What's happened so far:
In the news:
- Casey Anthony & the perfect murder
- Kardashian-Humpries marriage/divorce
- More people dying pointlessly while the Kardashians have a wedding worth millions of dollars while children around the world STARVE...no big deal...
- NBA lockout
- Charlie Sheen #WINNING
- Rebecca Black-Friday
- Planking,owling etc.
- Wachovia becomes Wells Fargo
Ron Brown, Ron Artestnow his name is: Metta World Peace- Oprah ends after being on TV since the dinosaurs
- Woman gets 'Drake' tattooed on her forehead
Around me:
- Bitches being fake
- Bitches being whiny
- Bitches being phony
- People growing balls and thinking they can step to me
- Lots of drama
- Lots of relationship issues
So what exactly DO I expect from the coming year of 2012? Well, since everyone's convinced we're gonna die because the Mayan calendar, written by an ancient civilization with no modern day sense, ends December 21, 2012 (damn, they could've ran out of stone), I guess my first expectation is to die; MEANING I don't have to go through the trouble of lying to myself, like every other year, by promising to go on some ridiculous diet that is never fulfilled. Also, while we're at it, I can also say that I'm NOT going to try to be a nicer person this coming year because quite frankly, I don't care. Never have; and I'm not gonna start now because I wouldn't feel comfortable in my own skin knowing that I'm being fake and playing you like Booboo the fool.

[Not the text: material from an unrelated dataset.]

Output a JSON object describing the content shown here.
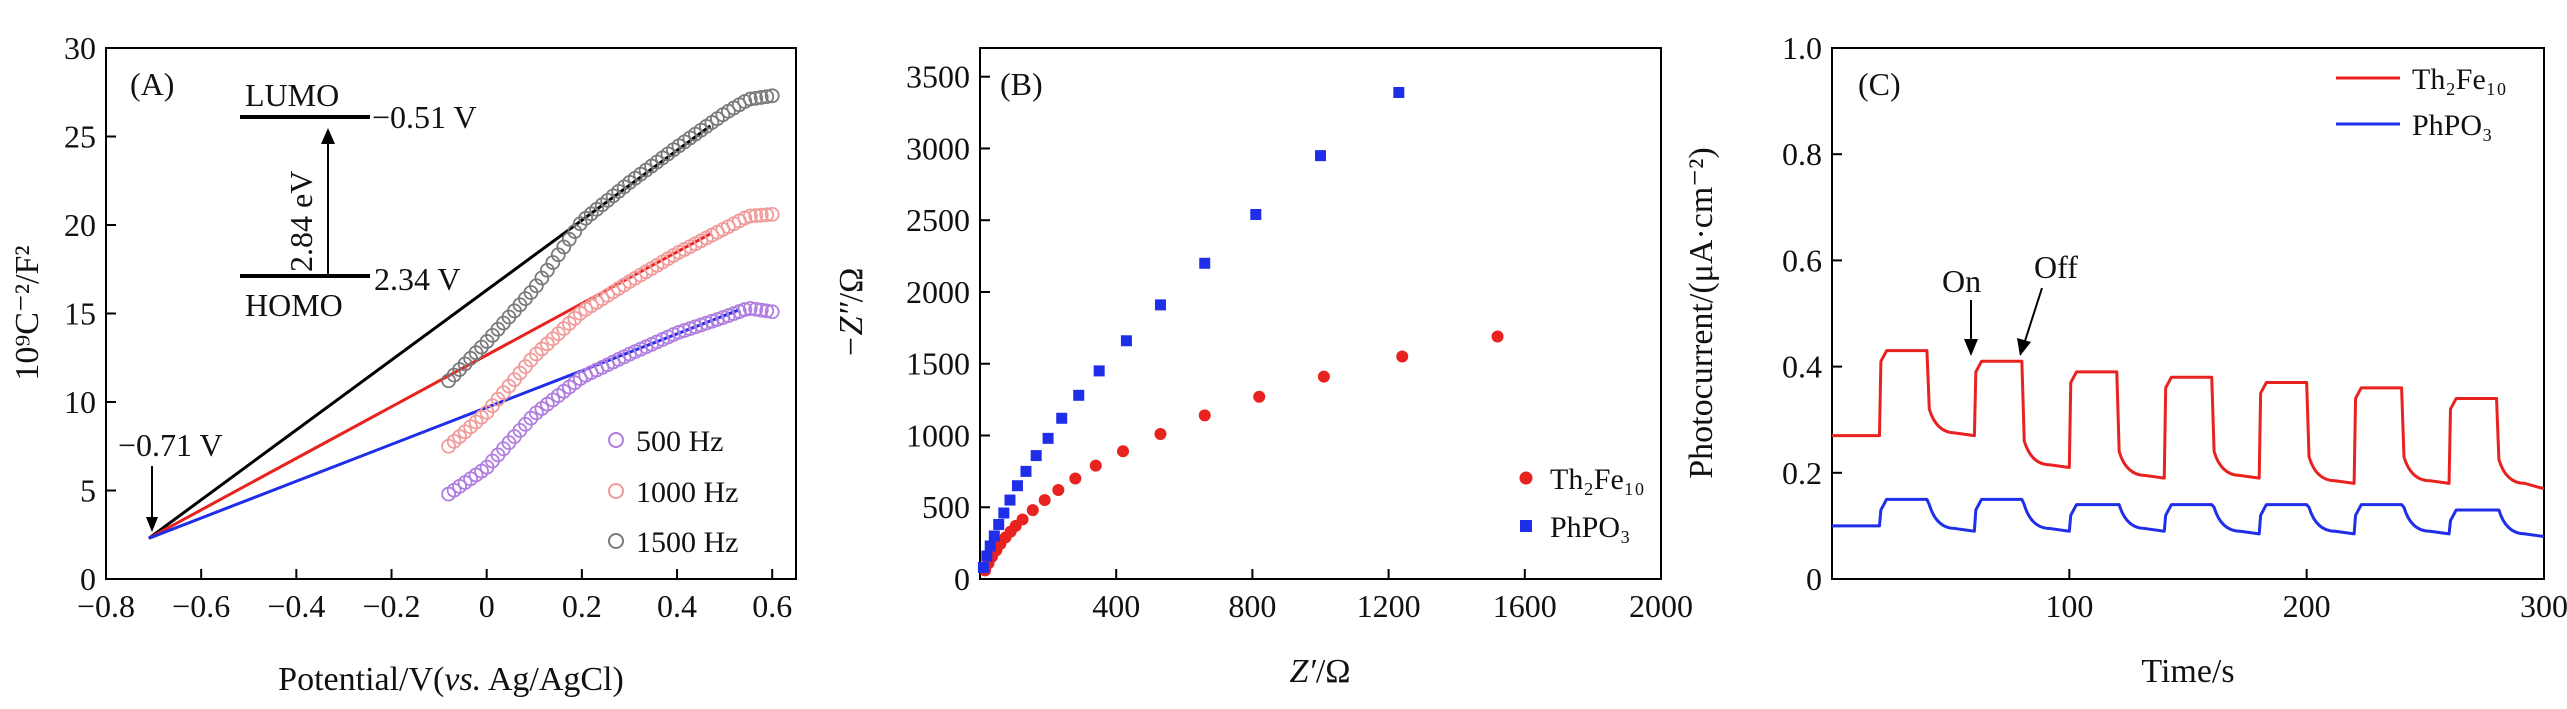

I'm not looking for love in 2012 because it's all the same. Just because the calendar says something new, doesn't mean everyone around me is brand new. They're still the shady, immature, unappreciative jerkoffs from last year. I don't feel like I can find that individual who'd be able to keep up with me. My guard's still up, not for my sake, but for the other individual's. When I get into a relationship I give my all and regret nothing, but I you mess with my emotions, I'm coming after you and trust me, it's as disturbing as it sounds. Overall, I just have more important things to do than play back and forth with my heart.
---Coming into my own. That's my one and only resolution for the New Year. I hope to discover what I want to do with myself. What I'd I don't wanna go to college? What if I'd like to move to South Beach and open up a tiki bar?(hypothetically speaking, that would be a stupid idea....I'd open a smoothie bar) haha. Really, I'd like to figure out who my real friends, (because 2011's given me too many friends to separate the good from the bad) who I know will always have my back, won't be a fair weather friend and leave when times get alittle cloudy. I want to find the friends I'll still be in contact with when we graduate and hopefully for life.
I wonder what everyone else's New Year's resolutions are. Whether it be losing that last 100 pounds or trying to get back the love of your life....hell, your resolution could be to be the laziest you could possibly be, planting your ass on your couch all year and playing MW3; my advice to you is to do whatever it is you set to do to the best of your ability. you g000 gurl.